Perspectives from ISB

More than 110 years ago, Fung Pak-liu, an English teacher, and Li To-ming, a local merchant whose family owned a porcelain shop, started an export trading company in Guangzhou, shipping porcelain, fireworks, jade handicrafts and silk, mainly to the United States.

The Fung family have steadily built the company into one of the world’s largest global supply chain firms, while at the same time contributing to the spectacular development of Hong Kong.

For long-lasting, successful firms such as Li & Fung, the role that founders play is critical to the longevity and leadership of the family and business. Without visionaries, their companies and successors can falter for lack of direction. And yet many owner-managers focus their attention on short-term goals instead of thinking long-term.

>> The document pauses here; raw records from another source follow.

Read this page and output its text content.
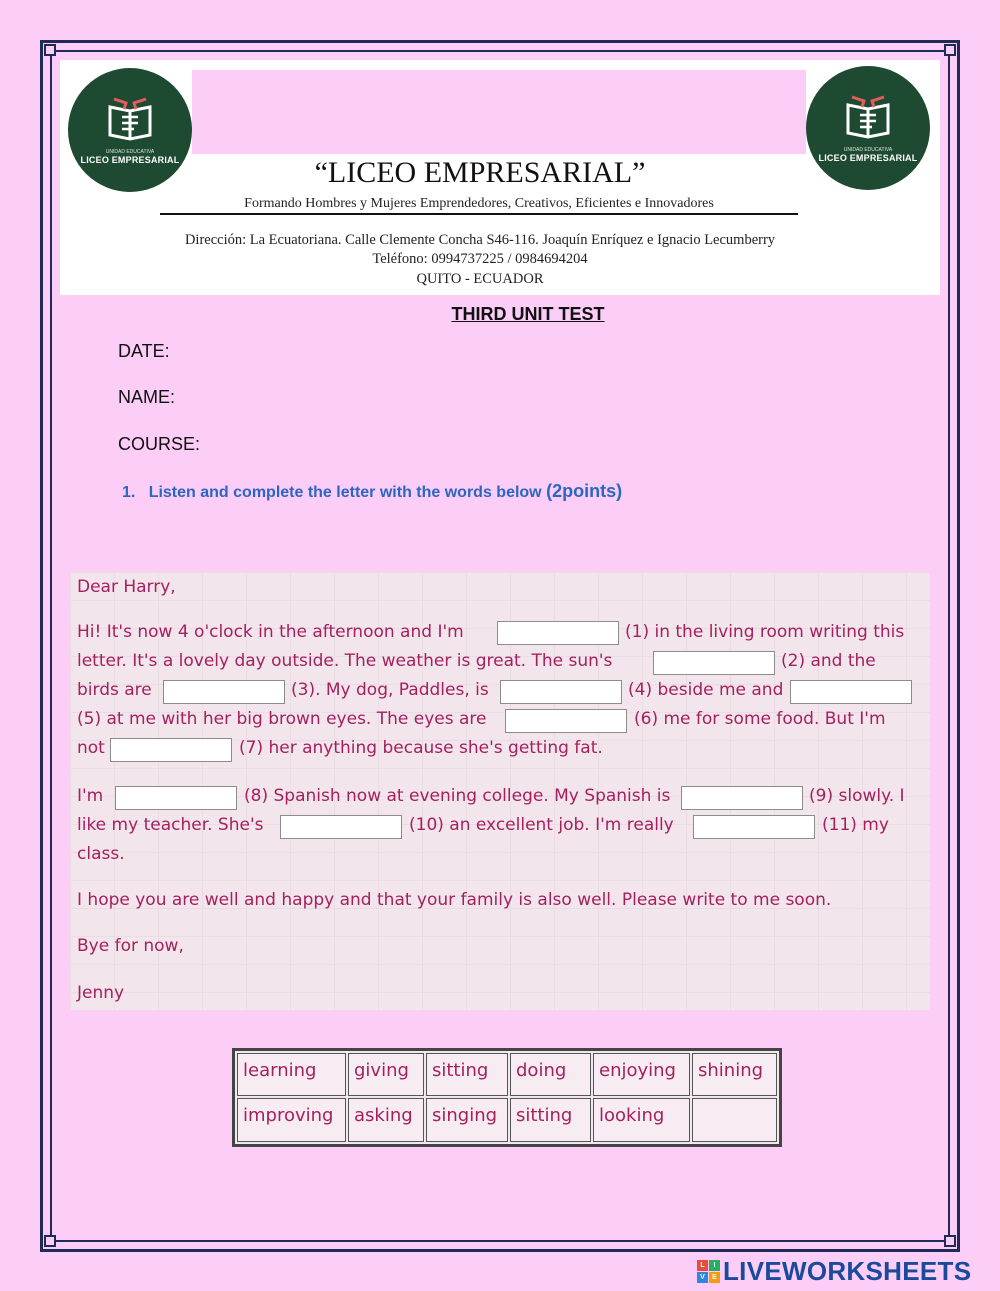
UNIDAD EDUCATIVA
LICEO EMPRESARIAL
UNIDAD EDUCATIVA
LICEO EMPRESARIAL
“LICEO EMPRESARIAL”
Formando Hombres y Mujeres Emprendedores, Creativos, Eficientes e Innovadores
Dirección: La Ecuatoriana. Calle Clemente Concha S46-116. Joaquín Enríquez e Ignacio Lecumberry
Teléfono: 0994737225 / 0984694204
QUITO - ECUADOR
THIRD UNIT TEST
DATE:
NAME:
COURSE:
1. Listen and complete the letter with the words below (2points)
Dear Harry,
Hi! It's now 4 o'clock in the afternoon and I'm	(1) in the living room writing this
letter. It's a lovely day outside. The weather is great. The sun's	(2) and the
birds are	(3). My dog, Paddles, is	(4) beside me and
(5) at me with her big brown eyes. The eyes are	(6) me for some food. But I'm
not	(7) her anything because she's getting fat.
I'm	(8) Spanish now at evening college. My Spanish is	(9) slowly. I
like my teacher. She's	(10) an excellent job. I'm really	(11) my
class.
I hope you are well and happy and that your family is also well. Please write to me soon.
Bye for now,
Jenny
learning	giving	sitting	doing	enjoying	shining
improving	asking	singing	sitting	looking
L	I
V	E LIVEWORKSHEETS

Every long-lived family-run business combines four common themes in their heritage.

  • Using family assets: Utilise the special, tangible or non-tangible contributions and resources that families deliver to their firm within and across generations. Typical examples are strong values, powerful networks or something as simple as the name and reputation of the family and the firm.
  • Solving roadblocks: Most long-lived firms have good track records of eliminating roadblocks or reducing their impact on family and business. Roadblocks can arise from internal and external sources, but getting round them is the key to success.
  • Not all roadblocks are institutional; they can arise from powerful market forces. Consider what happened to the Fung family in the 1970s, when a shift in low-cost commodity production put their export business on the line. Third gens William and Victor Fung hastened back from their studies in the United States to work on transforming the business into a global supply chain manager. The rest is history. Today, Li & Fung employs over 22,000 people worldwide, has over 250 offices in 40 markets, and connects 15,000 suppliers with 8,000 customers through its sourcing services.
  • Planning succession: Succession planning consists of four challenges:
    • Understanding succession culture: aligning succession models with the cultural and institutional environment of the firm, the family and the country.
    • Transferring family assets: ensuring that assets are transferred across generations efficiently and transparently.
    • Preparing the next generation: setting goals and objectives for higher education and management experience outside the family firm.
    • Planning in due time: taking 20 years to plan a succession is the norm, not the exception.
  • Continuing innovation: Successful family-run firms reinvent themselves in each generation.
  • Fung Pak-liu, and especially his son, would have been proud that their descendants have turned a family vision into a global reality. Their focus on transforming both their firm and their beloved Hong Kong into modern powerhouses were instrumental in creating a long-lasting family business whose current fourth-generation leader, Spencer Fung, continues to set high standards and make dreams come true.